In any case, as things stand, this isn't going to leave the Jets with enough cap room to sustain them during the season once they've signed their rookies, which should have a net cap cost of about $13 million due to the two top 10 picks.

You can therefore expect them to make some restructures in the weeks and months ahead, in order to create a buffer for injury replacements, deadline flexibility and so on. They could easily create between $10 million and $20 million and theoretically as much as $30 million with simple salary-to-bonus restructures and the team currently has over $40 million of 2023 cap space so there is plenty of scope to push cap hits into the following season.

Of course, the possibility also exists of a big trade, for which they may need additional cap space. However, if say they traded the number 10 pick for a veteran wide receiver, the amount they'd need to keep aside to pay their rookies would reduce by $3-4 million but the incoming player's cap hit would of course hit the cap. That player could also sign an extension although the chances are that the year one cap hit might not move much even if they did.
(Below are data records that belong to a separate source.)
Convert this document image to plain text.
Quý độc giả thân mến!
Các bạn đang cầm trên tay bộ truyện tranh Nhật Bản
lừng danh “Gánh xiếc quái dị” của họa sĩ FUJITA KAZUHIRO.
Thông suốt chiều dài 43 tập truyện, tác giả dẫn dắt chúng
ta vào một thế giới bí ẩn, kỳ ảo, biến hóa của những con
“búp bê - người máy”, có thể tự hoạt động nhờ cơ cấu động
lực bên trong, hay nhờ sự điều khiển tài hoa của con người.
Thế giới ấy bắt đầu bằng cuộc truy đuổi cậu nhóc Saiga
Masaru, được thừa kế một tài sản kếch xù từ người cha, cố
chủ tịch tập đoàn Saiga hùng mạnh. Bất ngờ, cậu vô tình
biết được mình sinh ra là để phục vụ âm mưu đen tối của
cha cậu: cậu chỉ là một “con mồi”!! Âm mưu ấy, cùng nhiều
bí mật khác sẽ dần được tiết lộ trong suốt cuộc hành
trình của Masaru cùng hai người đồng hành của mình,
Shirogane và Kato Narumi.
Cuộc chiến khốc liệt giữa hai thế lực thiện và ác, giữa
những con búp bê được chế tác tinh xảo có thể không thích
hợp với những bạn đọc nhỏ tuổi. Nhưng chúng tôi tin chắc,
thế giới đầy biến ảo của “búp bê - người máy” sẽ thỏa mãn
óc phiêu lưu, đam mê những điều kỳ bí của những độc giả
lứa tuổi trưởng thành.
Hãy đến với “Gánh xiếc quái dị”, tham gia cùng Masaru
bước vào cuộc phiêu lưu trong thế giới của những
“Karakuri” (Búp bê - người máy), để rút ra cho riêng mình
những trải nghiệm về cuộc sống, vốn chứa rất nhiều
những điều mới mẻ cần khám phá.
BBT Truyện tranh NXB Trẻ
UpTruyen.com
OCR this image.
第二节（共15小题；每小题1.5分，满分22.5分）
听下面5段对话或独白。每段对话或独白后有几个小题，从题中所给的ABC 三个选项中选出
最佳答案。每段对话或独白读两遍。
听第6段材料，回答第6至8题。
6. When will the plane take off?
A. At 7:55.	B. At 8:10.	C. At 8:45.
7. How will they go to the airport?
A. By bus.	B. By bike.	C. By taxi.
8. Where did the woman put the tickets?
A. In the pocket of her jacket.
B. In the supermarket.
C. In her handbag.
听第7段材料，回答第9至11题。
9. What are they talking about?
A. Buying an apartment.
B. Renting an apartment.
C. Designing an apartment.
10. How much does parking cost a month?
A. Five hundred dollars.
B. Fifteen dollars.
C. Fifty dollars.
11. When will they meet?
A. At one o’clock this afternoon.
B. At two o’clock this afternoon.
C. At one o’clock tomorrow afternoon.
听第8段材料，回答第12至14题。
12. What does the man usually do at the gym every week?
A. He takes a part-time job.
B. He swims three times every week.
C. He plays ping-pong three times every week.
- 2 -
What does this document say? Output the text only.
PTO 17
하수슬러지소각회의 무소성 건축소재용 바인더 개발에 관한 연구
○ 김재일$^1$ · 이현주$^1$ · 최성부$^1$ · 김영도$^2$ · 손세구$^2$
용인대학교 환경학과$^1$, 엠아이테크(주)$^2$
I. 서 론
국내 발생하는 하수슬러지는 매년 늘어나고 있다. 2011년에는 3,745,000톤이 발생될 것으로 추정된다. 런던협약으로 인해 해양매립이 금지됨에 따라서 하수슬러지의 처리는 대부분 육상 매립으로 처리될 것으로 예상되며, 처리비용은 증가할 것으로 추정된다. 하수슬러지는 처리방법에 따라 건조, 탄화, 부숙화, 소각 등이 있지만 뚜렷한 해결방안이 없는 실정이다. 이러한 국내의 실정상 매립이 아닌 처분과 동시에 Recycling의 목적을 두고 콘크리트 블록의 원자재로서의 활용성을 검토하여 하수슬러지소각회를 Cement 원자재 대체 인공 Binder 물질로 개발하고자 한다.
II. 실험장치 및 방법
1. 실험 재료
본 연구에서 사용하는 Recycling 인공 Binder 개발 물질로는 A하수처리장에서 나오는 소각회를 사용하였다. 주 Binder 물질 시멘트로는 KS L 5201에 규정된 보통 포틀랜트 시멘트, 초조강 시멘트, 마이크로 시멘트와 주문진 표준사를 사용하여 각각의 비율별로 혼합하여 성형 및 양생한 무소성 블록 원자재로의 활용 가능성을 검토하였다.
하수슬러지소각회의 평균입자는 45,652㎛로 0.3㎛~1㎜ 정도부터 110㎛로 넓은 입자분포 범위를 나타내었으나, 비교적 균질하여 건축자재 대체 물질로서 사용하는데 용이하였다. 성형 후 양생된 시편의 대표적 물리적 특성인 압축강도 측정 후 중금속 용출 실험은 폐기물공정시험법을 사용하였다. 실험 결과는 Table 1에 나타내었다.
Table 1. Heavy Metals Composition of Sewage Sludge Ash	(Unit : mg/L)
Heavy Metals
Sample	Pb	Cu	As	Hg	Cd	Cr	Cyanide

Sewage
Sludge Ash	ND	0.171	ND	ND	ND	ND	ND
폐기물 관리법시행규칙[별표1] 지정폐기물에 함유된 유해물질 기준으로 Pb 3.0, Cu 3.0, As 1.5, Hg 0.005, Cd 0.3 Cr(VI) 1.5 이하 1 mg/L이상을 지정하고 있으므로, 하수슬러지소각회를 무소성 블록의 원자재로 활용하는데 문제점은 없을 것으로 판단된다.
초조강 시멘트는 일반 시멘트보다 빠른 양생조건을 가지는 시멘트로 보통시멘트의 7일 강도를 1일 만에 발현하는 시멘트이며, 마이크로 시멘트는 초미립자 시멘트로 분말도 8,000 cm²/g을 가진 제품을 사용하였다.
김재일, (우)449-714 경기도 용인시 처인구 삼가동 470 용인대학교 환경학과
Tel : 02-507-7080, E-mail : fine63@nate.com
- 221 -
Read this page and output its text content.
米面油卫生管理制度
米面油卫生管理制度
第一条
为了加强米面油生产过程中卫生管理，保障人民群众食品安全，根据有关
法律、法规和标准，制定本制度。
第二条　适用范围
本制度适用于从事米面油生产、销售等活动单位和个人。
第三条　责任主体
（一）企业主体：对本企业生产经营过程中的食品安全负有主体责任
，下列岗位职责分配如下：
The overall outlook is that the Jets are basically moving into the next stage of their development. They've been big spenders over the past few seasons but are getting to the point where they'll either need to slow down how much they are spending each year, or start to lose some longer term flexibility.

It's far from an urgent situation right now though. The team is still in a situation where they have plenty of flexibility and it won't be until they make an "all-in" move like bringing in and extending an alpha receiver that they'll need to start considering planning ahead to ensure they can keep all their best talent without needing to make any cap-saving moves.